Наблюдая усиливающуюся метель, Мигель не ответил. Сейчас он видел совсем другую картину.
* * *
После совещания, на котором внезапно выяснилась новая угроза заражения, «Иван Грозный» стал напоминать корабль-призрак. Коридоры были пусты, многочисленные отсеки — тоже. Со стороны камбуза не пахло едой. Внутри лодки не раздавалось ни единого звука, кроме работающих кое-где механизмов.
Члены команды разбрелись кто куда или просто заперлись по каютам, полностью отдав лодку на откуп ремонтникам «Дракона». Встречаясь в узких коридорах, скупо перебрасывались несколькими фразами, предпочитая побыстрее скрыться друг от друга. Недоверие росло с каждым часом, предшествовавшим запланированному корейцами отправлению.

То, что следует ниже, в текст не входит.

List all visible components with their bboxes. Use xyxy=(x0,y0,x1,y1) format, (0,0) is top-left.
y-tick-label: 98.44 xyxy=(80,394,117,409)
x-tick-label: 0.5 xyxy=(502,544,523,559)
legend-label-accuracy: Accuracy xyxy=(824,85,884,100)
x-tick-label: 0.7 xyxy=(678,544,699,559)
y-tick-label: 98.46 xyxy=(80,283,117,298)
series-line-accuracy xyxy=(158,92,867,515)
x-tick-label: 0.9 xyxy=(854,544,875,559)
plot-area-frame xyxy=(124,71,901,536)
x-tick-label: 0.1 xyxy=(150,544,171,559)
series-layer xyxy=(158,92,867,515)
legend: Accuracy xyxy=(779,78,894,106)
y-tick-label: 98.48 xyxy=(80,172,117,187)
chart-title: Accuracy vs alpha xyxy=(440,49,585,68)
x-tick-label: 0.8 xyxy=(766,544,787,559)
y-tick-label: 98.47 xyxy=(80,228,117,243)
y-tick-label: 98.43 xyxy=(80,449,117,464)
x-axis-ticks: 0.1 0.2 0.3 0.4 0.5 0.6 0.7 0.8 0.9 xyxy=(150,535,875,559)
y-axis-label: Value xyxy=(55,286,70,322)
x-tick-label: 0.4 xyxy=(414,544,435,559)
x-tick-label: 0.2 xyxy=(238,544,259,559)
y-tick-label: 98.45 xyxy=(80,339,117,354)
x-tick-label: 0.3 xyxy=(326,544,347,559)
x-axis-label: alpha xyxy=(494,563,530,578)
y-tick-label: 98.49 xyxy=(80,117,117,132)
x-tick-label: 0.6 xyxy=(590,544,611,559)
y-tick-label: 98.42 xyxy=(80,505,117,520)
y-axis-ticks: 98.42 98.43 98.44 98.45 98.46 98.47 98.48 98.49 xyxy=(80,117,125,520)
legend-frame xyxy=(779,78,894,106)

Томившиеся в изоляторе Паштет и Треска забились по углам, изредка стреляя друг в дружку настороженно-недоверчивыми взглядами.

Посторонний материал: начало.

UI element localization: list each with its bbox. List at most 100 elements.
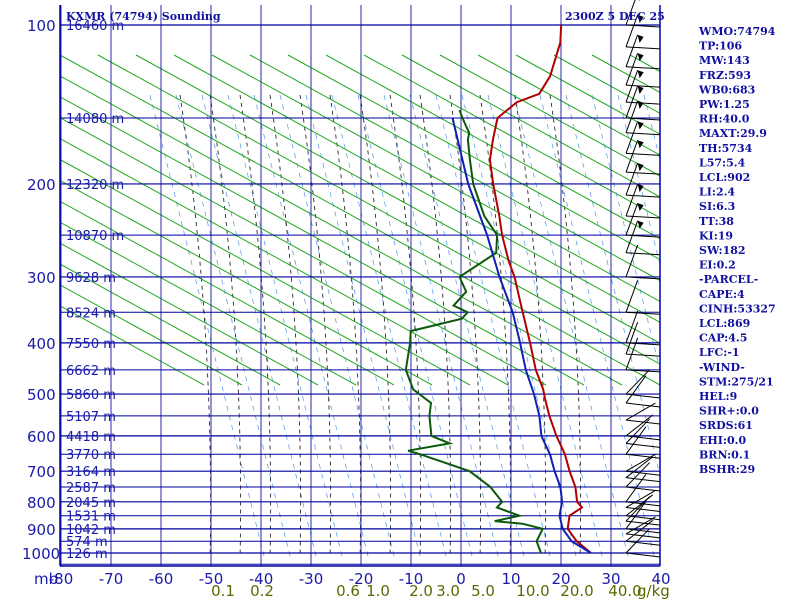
temperature-tick-label: -70 xyxy=(99,570,124,588)
barb-pennant xyxy=(637,121,644,130)
moist-adiabat xyxy=(479,94,512,556)
sounding-index: CAPE:4 xyxy=(699,288,745,301)
barb-feather xyxy=(625,234,661,238)
mixing-ratio-tick-label: 0.1 xyxy=(211,582,235,600)
barb-staff xyxy=(625,418,650,444)
barb-pennant xyxy=(637,14,644,23)
moist-adiabat xyxy=(269,94,302,556)
barb-feather xyxy=(625,477,661,483)
temperature-tick-label: 0 xyxy=(456,570,466,588)
dry-adiabat xyxy=(135,54,660,344)
dry-adiabat xyxy=(60,158,471,386)
dry-adiabat xyxy=(287,54,660,261)
dewpoint-profile xyxy=(404,109,545,554)
height-label: 1042 m xyxy=(66,523,116,538)
moist-adiabat xyxy=(514,94,547,556)
isotherms xyxy=(60,5,612,566)
temperature-tick-label: -20 xyxy=(349,570,374,588)
barb-feather xyxy=(625,402,661,408)
wind-barb xyxy=(625,244,661,280)
height-label: 574 m xyxy=(66,535,108,550)
barb-staff xyxy=(625,280,639,313)
wind-barb xyxy=(625,418,661,448)
sounding-index: SHR+:0.0 xyxy=(699,405,759,418)
wind-barbs xyxy=(625,0,661,558)
barb-staff xyxy=(625,402,656,421)
barb-pennant xyxy=(637,163,644,172)
temperature-tick-label: -80 xyxy=(49,570,74,588)
moist-adiabat xyxy=(549,94,582,556)
sounding-index: LCL:902 xyxy=(699,171,750,184)
height-label: 10870 m xyxy=(66,229,124,244)
dry-adiabat xyxy=(97,54,660,365)
wind-barb xyxy=(625,100,661,136)
isobars xyxy=(59,5,661,567)
height-label: 8524 m xyxy=(66,306,116,321)
dry-adiabat xyxy=(60,284,243,386)
sounding-index: CINH:53327 xyxy=(699,302,776,315)
moist-adiabat xyxy=(239,94,272,556)
sounding-index: -PARCEL- xyxy=(699,273,758,286)
barb-feather xyxy=(625,528,661,534)
height-label: 2587 m xyxy=(66,481,116,496)
dry-adiabat xyxy=(211,54,660,302)
barb-feather xyxy=(625,470,661,476)
sounding-index: KI:19 xyxy=(699,229,733,242)
wind-barb xyxy=(625,14,661,50)
dry-adiabat xyxy=(60,138,509,386)
barb-feather xyxy=(625,442,661,448)
barb-pennant xyxy=(637,203,644,212)
sounding-index: FRZ:593 xyxy=(699,69,751,82)
mixing-ratio-line xyxy=(357,94,474,561)
sounding-index: SW:182 xyxy=(699,244,746,257)
temperature-profile xyxy=(488,24,592,554)
barb-staff xyxy=(625,375,647,404)
temperature-tick-label: 20 xyxy=(551,570,570,588)
barb-staff xyxy=(625,100,639,133)
barb-staff xyxy=(625,501,647,530)
wind-barb xyxy=(625,490,661,512)
barb-staff xyxy=(625,474,647,503)
barb-staff xyxy=(625,310,639,344)
sounding-index: LCL:869 xyxy=(699,317,750,330)
barb-staff xyxy=(625,14,639,48)
barb-staff xyxy=(625,0,636,26)
barb-pennant xyxy=(637,140,644,149)
barb-staff xyxy=(625,337,639,371)
barb-staff xyxy=(625,321,639,355)
barb-feather xyxy=(625,171,661,175)
dry-adiabat xyxy=(439,54,660,177)
dry-adiabat xyxy=(325,54,660,240)
sounding-index: SI:6.3 xyxy=(699,200,735,213)
barb-feather xyxy=(625,506,661,512)
barb-pennant xyxy=(637,70,644,79)
pressure-tick-labels: 100 200 300 400 500 600 700 800 900 1000 xyxy=(22,17,60,563)
sounding-index: LFC:-1 xyxy=(699,346,740,359)
temperature-tick-label: 10 xyxy=(501,570,520,588)
moist-adiabat xyxy=(419,94,452,556)
mixing-ratio-line xyxy=(565,94,660,477)
barb-pennant xyxy=(637,34,644,43)
wind-barb xyxy=(625,140,661,175)
height-label: 14080 m xyxy=(66,112,124,127)
pressure-tick-label: 700 xyxy=(27,463,56,481)
sounding-index: TH:5734 xyxy=(699,142,753,155)
sounding-index: WB0:683 xyxy=(698,83,755,96)
sounding-index: L57:5.4 xyxy=(699,156,746,169)
temperature-tick-label: -40 xyxy=(249,570,274,588)
pressure-unit-label: mb xyxy=(34,570,58,588)
dry-adiabat xyxy=(477,54,660,156)
sounding-index: BRN:0.1 xyxy=(699,448,750,461)
barb-feather xyxy=(625,132,661,136)
pressure-tick-label: 400 xyxy=(27,335,56,353)
mixing-ratio-tick-label: 20.0 xyxy=(560,582,593,600)
sounding-index: HEL:9 xyxy=(699,390,737,403)
wind-barb xyxy=(625,34,661,70)
station-title: KXMR (74794) Sounding xyxy=(66,10,221,23)
height-label: 7550 m xyxy=(66,337,116,352)
dry-adiabat xyxy=(60,305,205,386)
dry-adiabat xyxy=(60,179,433,386)
moist-adiabat xyxy=(299,94,332,556)
barb-staff xyxy=(625,528,650,554)
wind-barb xyxy=(625,280,661,315)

— Тоска смертная. Говорил я тебе, не надо было эту заразу на борт тащить, — по новому кругу завел шарманку Треска. — Так нет же. Консервы, блин. Тьфу!
— Ой, да брось, — фыркнул кутающийся в ватник Паштет. — Между прочим, о консервах ты сам первый сказал. Сам же и пробовал.

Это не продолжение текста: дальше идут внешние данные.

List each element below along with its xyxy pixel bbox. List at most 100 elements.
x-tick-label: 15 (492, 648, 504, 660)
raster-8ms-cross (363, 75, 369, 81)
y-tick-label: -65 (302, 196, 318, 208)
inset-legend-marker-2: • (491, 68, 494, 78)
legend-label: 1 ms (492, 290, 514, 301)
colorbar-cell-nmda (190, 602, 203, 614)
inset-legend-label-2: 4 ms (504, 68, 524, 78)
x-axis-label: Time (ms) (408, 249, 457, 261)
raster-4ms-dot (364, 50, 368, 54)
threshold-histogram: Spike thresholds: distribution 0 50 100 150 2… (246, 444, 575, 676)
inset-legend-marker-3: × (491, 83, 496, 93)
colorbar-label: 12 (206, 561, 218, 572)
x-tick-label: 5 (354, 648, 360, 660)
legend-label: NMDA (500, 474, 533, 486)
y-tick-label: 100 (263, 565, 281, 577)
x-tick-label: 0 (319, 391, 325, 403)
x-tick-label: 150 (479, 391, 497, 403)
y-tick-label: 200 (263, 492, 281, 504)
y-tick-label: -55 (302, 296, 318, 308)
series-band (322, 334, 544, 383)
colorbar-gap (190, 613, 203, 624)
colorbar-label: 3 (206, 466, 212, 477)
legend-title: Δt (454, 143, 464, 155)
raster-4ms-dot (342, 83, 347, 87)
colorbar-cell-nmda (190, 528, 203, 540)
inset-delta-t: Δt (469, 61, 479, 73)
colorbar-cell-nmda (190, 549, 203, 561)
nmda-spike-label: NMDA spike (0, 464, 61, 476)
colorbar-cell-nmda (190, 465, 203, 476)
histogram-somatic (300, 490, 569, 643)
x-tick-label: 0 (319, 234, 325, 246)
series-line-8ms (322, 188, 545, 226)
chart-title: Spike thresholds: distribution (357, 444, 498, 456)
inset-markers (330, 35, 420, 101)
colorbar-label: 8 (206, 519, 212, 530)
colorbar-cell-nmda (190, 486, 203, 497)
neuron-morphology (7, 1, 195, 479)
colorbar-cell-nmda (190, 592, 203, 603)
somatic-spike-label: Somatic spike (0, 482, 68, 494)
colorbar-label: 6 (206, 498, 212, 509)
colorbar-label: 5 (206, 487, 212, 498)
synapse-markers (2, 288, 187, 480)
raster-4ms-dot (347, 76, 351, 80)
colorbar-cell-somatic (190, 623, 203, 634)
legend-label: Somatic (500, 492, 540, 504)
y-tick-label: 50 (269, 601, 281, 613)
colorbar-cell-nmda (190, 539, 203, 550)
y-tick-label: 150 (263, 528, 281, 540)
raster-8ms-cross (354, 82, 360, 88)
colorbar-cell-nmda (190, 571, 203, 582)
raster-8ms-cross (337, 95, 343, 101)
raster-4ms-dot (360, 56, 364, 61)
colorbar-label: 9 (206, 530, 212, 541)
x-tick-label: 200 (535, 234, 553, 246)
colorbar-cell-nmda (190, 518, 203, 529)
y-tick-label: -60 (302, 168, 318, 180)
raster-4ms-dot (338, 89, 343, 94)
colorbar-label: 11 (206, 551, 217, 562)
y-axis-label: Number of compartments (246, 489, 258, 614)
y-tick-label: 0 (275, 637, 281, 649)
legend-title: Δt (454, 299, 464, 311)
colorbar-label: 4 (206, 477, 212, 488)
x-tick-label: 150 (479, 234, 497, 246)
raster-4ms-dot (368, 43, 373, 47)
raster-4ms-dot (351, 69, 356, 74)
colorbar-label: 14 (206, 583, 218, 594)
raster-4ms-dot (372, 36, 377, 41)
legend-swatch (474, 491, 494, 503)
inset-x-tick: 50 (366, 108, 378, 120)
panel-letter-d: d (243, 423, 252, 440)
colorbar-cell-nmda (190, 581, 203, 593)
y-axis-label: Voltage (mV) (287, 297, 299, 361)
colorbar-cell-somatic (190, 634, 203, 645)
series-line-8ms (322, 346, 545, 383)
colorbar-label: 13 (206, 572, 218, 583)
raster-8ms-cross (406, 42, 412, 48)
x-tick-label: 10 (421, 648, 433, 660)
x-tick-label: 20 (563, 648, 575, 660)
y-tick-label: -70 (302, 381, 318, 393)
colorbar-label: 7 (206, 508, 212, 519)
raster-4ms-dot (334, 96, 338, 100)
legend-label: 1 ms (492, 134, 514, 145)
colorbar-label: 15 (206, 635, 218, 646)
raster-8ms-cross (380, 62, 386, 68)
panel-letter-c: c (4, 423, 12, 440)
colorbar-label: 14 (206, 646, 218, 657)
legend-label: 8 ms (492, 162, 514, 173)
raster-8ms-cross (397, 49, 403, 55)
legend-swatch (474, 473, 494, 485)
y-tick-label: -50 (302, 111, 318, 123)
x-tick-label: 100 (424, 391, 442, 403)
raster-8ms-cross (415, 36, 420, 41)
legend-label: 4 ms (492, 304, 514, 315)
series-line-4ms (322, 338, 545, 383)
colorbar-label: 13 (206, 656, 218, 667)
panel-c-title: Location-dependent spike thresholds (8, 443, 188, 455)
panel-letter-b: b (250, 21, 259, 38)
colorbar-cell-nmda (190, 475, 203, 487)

— А кто меня заставил? — ткнул пальцем в соседа кок и тут же поморщился, снова зачесавшись. — Ты и заставил, черт веревочный.
— От пресноплюя слышу. Чешешься, как блохастый.
— А сам-то.
— Мог бы и не жрать, курощуп. Теперь вот мыкайся тут до Второго пришествия.
Лязгнуло окошечко в двери, и в него одна за другой просунулись две миски с какой-то клейкой, слипшейся в комочки едой.
— Что это?
— Ужин, — бесцветным голосом доложил снаружи Савельев.
— Это кто ж так над ухой надругался? — принюхался поморщившийся Паштет.
— Эй! Постой, братуха, — разобрав паек, повара прильнули головами к узенькому отверстию. — Как там остальные-то? Ничего?
— Не знаю. Пока вроде тихо. Пора мне, ребята.
— Да погоди ты! Куда спешишь? — Треска оттолкнул от окошка Паштета, и тот, усевшись на полу и скрестив ноги по-турецки, принялся наворачивать еду, зачерпывая из посуды прямо рукой. — Может, ты нам хоть домино принесешь, а? А то тут скука смертная, хоть на стены лезь.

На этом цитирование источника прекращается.